Onsager reciprocal relation between anomalous transverse coefficients of an anisotropic antiferromagnet

TL;DR

This paper demonstrates that Onsager reciprocal relations are strictly satisfied for anomalous transverse coefficients in an anisotropic antiferromagnet, challenging previous reports and revealing temperature-dependent behavior with potential implications for carrier dynamics.

Contribution

It provides experimental verification of Onsager relations for anomalous conductivities in YbMnBi2, contradicting recent claims and showing temperature-dependent anisotropic transport properties.

Findings

Onsager relations hold for anomalous conductivities in YbMnBi2.

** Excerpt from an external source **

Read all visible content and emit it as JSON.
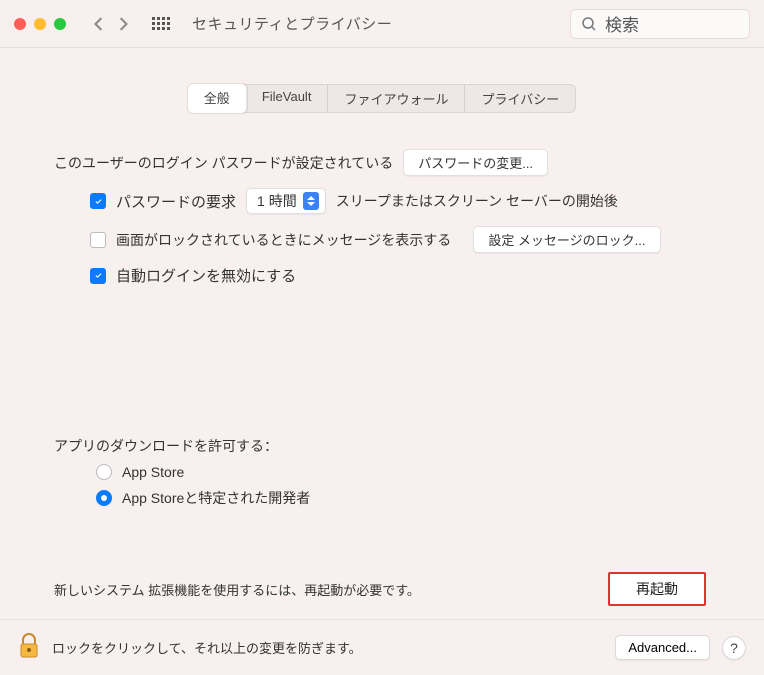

The ratio of anomalous thermoelectric to electric conductivity peaks at 2.9 k_B/e.

The relations are valid across the entire temperature range studied.

Abstract

Whenever two irreversible processes occur simultaneously, time-reversal symmetry of microscopic dynamics gives rise, on a macroscopic level, to Onsager's reciprocal relations, which impose constraints on the number of independent components of any transport coefficient tensor. Here, we show that in the antiferromagnetic YbMnBi$_2$, which displays a strong temperature-dependent anisotropy, the Onsager's reciprocal relations are strictly satisfied for anomalous electric ($\sigma^A_{ij}$) and anomalous thermoelectric ($\alpha^A_{ij}$) conductivity tensors. In contradiction with what was recently reported by Pan $et~al.$ [Nat.Mater. 21, 203 (2022)], we find that $\sigma^A_{ij} (H)= \sigma^A_{ji} (-H)$, and $\alpha^A_{ij} (H)= \alpha^A_{ji} (-H)$. This equality holds in the whole temperature window irrespective of the relative weights of the intrinsic or extrinsic mechanisms. The $\alpha^A_{ij}/\sigma^A_{ij}$ ratio is close to $k_B/e$ at room temperature, but peaks to an unprecedented magnitude of 2.9 $k_B/e$ at $\sim$ 150 K, which may involve nondegenerate carriers of small Fermi surface pockets.